La sua scrittura leggera, facile e gradevole, che ho imparato a conoscere prima su Splinder e ora su wordpress (https://giornalistacuriosa.wordpress.com/), anima questo libro che con una cavalcata lunga una vita ripercorre la storia della madre Ena, che per un vezzo si aggiunse una H, per diventare Hena.

Se la prima parte, quella che si conclude con la morte del marito e padre di Grazia, Giorgio, è a tratti corrosiva, aspra e ironica senza mai andare oltre le righe, la seconda sfuma nella tenerezza, i toni si addolciscono, mentre esce prepotente la figura di Ennio, il secondo marito di Ena e patrigno della scrittrice, che non ha avuto la fortuna di conoscere il padre naturale. La prima parte è filtrata dai ricordi altrui e dalle carte di Ena, la seconda invece è lei stessa a filtrare ricordi ed eventi. C’è sempre una continuità tra i due mondi come se Grazia fosse sempre presente.

Parte degli avvenimenti sono i ricordi appuntati su un mitico diario delle madre, andato semi distrutto durante un incendio che ha mandato in cenere la casa.
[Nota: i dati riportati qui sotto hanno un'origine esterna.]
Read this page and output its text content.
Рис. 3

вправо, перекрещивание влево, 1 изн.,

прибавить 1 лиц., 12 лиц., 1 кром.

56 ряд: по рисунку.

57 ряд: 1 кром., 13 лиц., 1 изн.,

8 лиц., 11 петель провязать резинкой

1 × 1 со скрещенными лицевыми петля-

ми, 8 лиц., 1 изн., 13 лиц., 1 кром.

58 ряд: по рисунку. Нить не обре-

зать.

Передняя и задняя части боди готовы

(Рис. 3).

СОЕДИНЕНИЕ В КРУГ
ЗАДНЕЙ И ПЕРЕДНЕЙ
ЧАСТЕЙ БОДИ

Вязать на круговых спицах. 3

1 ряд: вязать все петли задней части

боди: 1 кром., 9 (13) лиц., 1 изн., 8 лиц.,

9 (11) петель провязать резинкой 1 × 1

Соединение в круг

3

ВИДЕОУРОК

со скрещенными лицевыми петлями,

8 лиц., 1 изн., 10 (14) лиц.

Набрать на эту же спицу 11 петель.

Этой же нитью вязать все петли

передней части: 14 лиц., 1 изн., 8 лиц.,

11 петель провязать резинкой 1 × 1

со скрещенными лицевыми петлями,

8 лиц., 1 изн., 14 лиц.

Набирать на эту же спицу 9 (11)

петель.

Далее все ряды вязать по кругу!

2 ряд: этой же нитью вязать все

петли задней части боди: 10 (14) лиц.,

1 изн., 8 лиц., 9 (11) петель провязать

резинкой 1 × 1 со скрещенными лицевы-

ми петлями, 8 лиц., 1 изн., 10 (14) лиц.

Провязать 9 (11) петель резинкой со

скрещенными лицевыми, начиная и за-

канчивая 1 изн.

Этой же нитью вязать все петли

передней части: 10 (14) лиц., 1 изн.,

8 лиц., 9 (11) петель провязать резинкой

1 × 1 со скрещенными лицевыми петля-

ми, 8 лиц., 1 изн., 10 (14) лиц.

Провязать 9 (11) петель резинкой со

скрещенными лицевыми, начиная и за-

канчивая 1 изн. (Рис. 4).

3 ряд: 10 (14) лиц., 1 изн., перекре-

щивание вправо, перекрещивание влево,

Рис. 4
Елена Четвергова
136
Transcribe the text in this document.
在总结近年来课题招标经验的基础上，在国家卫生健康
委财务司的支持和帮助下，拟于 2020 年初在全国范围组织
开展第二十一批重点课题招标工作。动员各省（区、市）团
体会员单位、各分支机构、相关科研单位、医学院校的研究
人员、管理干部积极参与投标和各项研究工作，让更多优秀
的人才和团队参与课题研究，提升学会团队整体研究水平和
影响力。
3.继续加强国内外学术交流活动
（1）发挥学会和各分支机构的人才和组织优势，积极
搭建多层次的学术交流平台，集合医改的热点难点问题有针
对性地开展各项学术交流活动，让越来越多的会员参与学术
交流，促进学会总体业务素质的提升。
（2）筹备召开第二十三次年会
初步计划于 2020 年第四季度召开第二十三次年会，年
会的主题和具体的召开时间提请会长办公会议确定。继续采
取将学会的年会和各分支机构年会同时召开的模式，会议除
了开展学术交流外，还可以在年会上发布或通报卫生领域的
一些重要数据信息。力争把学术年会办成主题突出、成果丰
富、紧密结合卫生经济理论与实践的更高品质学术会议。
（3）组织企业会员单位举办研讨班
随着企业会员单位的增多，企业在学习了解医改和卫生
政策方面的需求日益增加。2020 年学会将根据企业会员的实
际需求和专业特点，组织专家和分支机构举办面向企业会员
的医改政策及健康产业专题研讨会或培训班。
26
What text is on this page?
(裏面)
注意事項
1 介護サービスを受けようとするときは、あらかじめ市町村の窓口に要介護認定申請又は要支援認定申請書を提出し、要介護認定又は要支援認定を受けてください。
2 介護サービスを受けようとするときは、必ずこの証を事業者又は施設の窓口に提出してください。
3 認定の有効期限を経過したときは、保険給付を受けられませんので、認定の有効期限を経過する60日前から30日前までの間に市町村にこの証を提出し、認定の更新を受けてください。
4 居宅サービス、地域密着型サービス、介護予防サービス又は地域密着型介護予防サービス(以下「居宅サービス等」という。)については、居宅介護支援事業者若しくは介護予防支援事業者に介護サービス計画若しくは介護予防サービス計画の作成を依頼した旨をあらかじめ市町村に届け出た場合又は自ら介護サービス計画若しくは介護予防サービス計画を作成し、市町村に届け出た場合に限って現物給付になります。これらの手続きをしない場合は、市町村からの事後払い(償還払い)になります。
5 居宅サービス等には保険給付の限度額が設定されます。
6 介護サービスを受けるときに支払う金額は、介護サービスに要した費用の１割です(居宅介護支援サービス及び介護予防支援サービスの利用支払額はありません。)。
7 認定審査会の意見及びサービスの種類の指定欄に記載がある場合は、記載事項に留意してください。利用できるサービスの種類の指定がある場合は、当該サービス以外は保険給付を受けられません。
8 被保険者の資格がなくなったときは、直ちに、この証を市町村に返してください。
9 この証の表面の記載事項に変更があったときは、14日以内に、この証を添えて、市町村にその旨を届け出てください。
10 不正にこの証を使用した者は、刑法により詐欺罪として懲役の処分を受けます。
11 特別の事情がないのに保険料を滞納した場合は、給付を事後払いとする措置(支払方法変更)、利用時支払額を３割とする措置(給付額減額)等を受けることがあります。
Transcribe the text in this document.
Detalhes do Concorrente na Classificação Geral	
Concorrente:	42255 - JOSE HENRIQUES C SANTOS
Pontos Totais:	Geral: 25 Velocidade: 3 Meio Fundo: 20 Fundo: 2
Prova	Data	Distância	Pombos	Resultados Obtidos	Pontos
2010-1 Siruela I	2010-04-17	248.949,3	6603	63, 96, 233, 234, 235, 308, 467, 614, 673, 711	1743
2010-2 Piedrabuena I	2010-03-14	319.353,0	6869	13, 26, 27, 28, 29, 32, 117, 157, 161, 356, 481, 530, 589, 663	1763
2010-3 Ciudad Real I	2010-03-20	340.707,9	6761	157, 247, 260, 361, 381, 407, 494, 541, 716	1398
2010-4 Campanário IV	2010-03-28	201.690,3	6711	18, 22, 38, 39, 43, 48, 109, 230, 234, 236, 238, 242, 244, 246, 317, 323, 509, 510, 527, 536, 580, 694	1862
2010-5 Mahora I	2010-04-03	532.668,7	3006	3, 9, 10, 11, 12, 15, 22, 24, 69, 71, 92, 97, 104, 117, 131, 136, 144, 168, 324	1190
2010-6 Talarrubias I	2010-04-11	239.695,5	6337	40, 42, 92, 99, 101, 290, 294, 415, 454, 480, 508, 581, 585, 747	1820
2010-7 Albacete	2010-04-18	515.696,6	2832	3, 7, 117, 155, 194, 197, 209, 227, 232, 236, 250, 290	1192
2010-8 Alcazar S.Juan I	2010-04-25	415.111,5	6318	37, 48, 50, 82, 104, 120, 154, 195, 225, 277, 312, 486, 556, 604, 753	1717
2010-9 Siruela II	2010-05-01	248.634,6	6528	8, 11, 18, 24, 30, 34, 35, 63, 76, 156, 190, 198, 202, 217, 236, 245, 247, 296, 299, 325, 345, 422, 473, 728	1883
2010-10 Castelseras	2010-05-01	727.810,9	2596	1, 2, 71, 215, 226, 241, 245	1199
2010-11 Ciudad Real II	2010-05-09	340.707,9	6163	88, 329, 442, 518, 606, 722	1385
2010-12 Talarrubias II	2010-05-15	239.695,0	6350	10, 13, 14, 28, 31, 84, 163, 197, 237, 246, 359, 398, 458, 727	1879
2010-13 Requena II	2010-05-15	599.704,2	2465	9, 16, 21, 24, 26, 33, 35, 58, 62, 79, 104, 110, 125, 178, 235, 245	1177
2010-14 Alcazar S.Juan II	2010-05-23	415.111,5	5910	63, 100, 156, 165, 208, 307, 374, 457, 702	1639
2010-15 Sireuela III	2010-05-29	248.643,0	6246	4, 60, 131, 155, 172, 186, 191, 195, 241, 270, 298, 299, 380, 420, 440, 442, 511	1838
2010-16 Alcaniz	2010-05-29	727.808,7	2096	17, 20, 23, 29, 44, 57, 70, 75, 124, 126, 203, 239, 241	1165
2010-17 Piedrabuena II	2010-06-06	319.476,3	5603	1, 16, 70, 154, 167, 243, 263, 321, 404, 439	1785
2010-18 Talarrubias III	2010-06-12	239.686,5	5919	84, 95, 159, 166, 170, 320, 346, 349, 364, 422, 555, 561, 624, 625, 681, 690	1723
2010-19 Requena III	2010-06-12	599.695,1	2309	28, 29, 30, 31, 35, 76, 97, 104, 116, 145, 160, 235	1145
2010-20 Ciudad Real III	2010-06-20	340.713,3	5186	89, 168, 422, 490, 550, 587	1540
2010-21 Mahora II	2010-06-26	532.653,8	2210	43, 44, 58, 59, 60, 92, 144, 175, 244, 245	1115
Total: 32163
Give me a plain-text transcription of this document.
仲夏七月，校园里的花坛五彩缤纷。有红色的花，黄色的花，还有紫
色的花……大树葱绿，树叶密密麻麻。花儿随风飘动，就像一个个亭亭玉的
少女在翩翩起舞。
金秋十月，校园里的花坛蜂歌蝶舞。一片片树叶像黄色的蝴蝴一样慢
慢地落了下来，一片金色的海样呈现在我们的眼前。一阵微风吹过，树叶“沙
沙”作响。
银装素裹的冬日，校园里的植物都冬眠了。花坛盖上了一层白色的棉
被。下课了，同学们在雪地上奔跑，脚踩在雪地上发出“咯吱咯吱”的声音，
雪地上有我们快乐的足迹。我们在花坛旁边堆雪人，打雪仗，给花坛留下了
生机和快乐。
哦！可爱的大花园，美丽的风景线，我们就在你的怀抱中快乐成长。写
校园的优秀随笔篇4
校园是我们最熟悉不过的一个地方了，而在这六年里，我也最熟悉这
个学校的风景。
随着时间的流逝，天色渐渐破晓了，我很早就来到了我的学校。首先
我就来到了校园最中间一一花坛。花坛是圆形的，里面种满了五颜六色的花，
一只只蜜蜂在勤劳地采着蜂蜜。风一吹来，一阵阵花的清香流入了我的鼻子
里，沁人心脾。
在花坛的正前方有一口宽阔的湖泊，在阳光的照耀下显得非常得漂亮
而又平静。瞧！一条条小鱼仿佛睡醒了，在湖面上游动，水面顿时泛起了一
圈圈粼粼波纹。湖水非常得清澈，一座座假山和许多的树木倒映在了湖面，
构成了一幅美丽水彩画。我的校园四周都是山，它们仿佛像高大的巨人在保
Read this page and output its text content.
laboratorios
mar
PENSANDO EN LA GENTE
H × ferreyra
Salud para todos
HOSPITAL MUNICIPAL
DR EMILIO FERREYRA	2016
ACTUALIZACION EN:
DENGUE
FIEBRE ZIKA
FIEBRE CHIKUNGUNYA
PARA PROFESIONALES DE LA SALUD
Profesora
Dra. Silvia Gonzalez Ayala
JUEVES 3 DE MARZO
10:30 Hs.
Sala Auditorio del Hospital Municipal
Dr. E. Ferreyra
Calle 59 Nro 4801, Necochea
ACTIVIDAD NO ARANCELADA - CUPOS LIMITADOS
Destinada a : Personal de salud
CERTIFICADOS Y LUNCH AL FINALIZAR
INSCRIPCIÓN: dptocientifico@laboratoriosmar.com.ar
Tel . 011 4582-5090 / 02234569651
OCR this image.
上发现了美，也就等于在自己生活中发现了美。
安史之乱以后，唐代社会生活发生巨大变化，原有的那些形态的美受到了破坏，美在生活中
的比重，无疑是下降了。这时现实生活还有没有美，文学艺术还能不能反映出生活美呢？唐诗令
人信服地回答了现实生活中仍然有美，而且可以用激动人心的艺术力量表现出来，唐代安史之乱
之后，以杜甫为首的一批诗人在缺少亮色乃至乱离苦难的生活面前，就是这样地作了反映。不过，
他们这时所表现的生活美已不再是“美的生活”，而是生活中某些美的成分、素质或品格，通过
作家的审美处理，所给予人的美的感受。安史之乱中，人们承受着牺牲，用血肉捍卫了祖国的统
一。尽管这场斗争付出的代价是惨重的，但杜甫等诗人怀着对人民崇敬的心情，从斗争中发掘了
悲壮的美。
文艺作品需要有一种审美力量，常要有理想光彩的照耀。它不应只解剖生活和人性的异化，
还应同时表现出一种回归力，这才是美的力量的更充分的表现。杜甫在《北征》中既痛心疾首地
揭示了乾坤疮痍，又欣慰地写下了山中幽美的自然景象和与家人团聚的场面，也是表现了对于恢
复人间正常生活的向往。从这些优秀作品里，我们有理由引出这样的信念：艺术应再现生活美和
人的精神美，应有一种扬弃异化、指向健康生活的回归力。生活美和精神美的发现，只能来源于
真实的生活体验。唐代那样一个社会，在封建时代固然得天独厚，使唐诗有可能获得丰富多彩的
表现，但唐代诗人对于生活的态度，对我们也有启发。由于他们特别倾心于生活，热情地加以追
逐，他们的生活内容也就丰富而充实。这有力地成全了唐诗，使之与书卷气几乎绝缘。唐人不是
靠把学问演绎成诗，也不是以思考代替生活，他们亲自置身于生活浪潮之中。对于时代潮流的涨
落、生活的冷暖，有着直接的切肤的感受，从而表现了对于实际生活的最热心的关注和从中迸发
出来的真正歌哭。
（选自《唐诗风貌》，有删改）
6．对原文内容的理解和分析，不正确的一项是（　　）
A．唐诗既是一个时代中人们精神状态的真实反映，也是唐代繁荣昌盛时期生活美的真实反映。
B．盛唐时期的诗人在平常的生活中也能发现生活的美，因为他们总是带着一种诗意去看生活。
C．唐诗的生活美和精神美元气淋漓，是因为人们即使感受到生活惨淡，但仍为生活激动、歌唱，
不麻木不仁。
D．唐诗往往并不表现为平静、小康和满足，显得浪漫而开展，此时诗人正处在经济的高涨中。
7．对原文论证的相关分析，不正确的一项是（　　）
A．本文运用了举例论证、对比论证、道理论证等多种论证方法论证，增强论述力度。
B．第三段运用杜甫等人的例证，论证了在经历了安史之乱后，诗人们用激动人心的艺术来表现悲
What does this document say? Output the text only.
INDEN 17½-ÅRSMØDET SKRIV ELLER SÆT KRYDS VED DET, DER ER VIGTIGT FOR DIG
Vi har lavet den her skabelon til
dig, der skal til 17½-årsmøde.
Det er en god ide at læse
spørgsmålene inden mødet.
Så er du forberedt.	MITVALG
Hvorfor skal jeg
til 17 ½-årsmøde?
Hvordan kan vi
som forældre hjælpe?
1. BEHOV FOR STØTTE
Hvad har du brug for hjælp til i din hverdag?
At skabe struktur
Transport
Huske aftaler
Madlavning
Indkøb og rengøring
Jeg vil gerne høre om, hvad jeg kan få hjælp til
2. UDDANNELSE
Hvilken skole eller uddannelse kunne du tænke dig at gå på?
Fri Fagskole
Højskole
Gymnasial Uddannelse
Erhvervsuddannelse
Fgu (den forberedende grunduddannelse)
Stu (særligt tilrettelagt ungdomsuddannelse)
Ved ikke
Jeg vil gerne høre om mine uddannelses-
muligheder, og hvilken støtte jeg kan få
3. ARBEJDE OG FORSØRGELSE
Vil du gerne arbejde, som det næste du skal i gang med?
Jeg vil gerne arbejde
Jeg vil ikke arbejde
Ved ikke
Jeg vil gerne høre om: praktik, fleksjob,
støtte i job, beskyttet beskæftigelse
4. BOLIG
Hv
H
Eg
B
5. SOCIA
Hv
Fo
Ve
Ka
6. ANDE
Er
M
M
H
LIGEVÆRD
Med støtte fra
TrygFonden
Il fuoco finale è una specie di catarsi naturale che purifica tutto.

E’ un romanzo che iniziato a leggere si prosegue fino alla fine senza interruzioni per l’indubbia qualità dell’autrice che riesce a tenere desta la curiosità del lettore.

Il volumetto agile e gradevole è corredato da numerosi documenti e da diverse fotografie che accompagnano il lettore.